I'm even more scared of Religious people in Relationships.

But I firmly believe that I've chosen my entire life's existence even before I came into existence.

Which means,

I chose to be born in a family which lives on feeding the gods living in the idols.

Which means,

I chose my childhood to be a joyful, god-fearing one.

Which means, I chose myseslf those merciless, faithless teenage years.

Which means,

I chose an adulthood which would confirm that I'm an atheist and an occassional spiritualist

which is even more scary coz if i shun Religion & they say that their religion loves people only from their Religion....

then where do I stand in my existing relationships?


I wish I could walk away from these people I love.

Instead, I stand right there, while they condemn me &

I just shrug "I don't care".

Makes me reconsider our equation,

Is this what we call Love?

To get entangled back into our roots & suffocate until we all die!

I'd say trees are better off. Atleast their roots dont stop them from shooting up

& blame the skies for being so high.


My beloved one's who claim to be on a path, live in a beautiful community.

A community which wants to know your last name first so they can process in their minds

If you're one of them or they have to be "lovable" to you like it's another duty?

My query is if my mind cannot perform this processing before loving,

then should I continue to live with them, even if they call me a "parasite"?
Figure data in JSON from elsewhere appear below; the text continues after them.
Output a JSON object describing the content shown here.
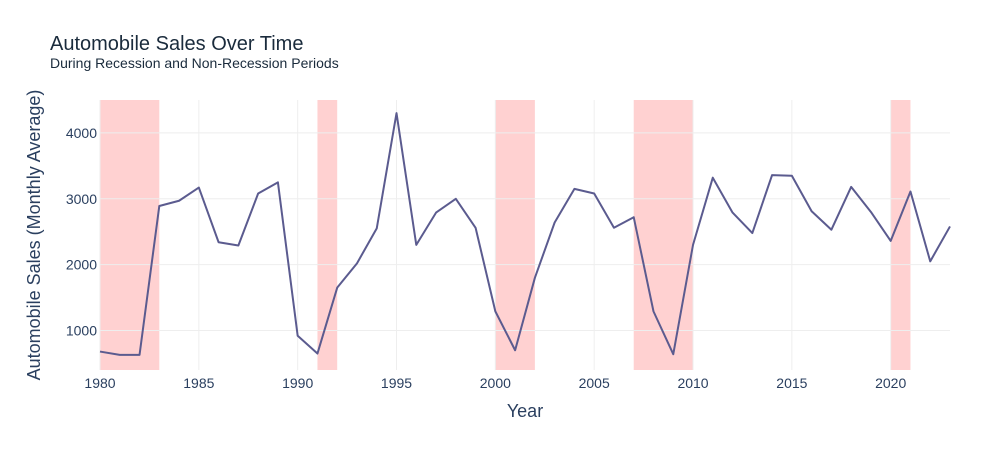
{
  "chart_data": {
    "type": "line",
    "title": "Automobile Sales Over Time",
    "subtitle": "During Recession and Non-Recession Periods",
    "xlabel": "Year",
    "ylabel": "Automobile Sales (Monthly Average)",
    "xlim": [
      1980,
      2023
    ],
    "ylim": [
      400,
      4500
    ],
    "x_ticks": [
      1980,
      1985,
      1990,
      1995,
      2000,
      2005,
      2010,
      2015,
      2020
    ],
    "y_ticks": [
      1000,
      2000,
      3000,
      4000
    ],
    "grid": true,
    "legend": "none",
    "colors": {
      "line": "#5b5b8f",
      "recession_fill": "#ff9999",
      "grid": "#eeeeee"
    },
    "recession_periods": [
      [
        1980,
        1983
      ],
      [
        1991,
        1992
      ],
      [
        2000,
        2002
      ],
      [
        2007,
        2010
      ],
      [
        2020,
        2021
      ]
    ],
    "x": [
      1980,
      1981,
      1982,
      1983,
      1984,
      1985,
      1986,
      1987,
      1988,
      1989,
      1990,
      1991,
      1992,
      1993,
      1994,
      1995,
      1996,
      1997,
      1998,
      1999,
      2000,
      2001,
      2002,
      2003,
      2004,
      2005,
      2006,
      2007,
      2008,
      2009,
      2010,
      2011,
      2012,
      2013,
      2014,
      2015,
      2016,
      2017,
      2018,
      2019,
      2020,
      2021,
      2022,
      2023
    ],
    "values": [
      680,
      630,
      630,
      2890,
      2970,
      3170,
      2340,
      2290,
      3080,
      3250,
      920,
      650,
      1650,
      2020,
      2550,
      4300,
      2300,
      2790,
      3000,
      2560,
      1290,
      700,
      1800,
      2640,
      3150,
      3080,
      2560,
      2720,
      1290,
      640,
      2300,
      3320,
      2790,
      2480,
      3360,
      3350,
      2810,
      2530,
      3180,
      2800,
      2360,
      3110,
      2050,
      2580
    ]
  }
}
or should I wake up every morning, hoping this is not my battle to fight?

or should I just be in love with them coz I was born with them and that's what seems right?


It's here where I usually give up.

Boycotting the two people who give you birth is not as easy as shutting off from the rest of the world.

Even though I've been labelled a "shame"

We continue to live like life is an amalgamation of religion and it's fame.

And like many of you , I've also felt that 'rebellion" is not the answer.

And trust me, I've tried many times to walk on the paths of surrender.

I've bowed down in shrines,

only to see these same people discard their pious minds.

I've performed holy rituals,

only to see how we are each classified as certain individuals.


As much as I find these acts hideous,

I dont declare it to them because I too am blinded by love like them.

So today , I decide to take a step ahead and do the obvious.

Today I decide, there will be no more "me" and no more "them".

Today i decide, I will live like a Muslim, Buddhist and maybe die as per Taoism.

My only plea is that we continue to term our social needs " Emotions"

and caress ourselves into thinking that these are "Love" and "Relations"

Because, after all The only superior power we've always known is "Religion".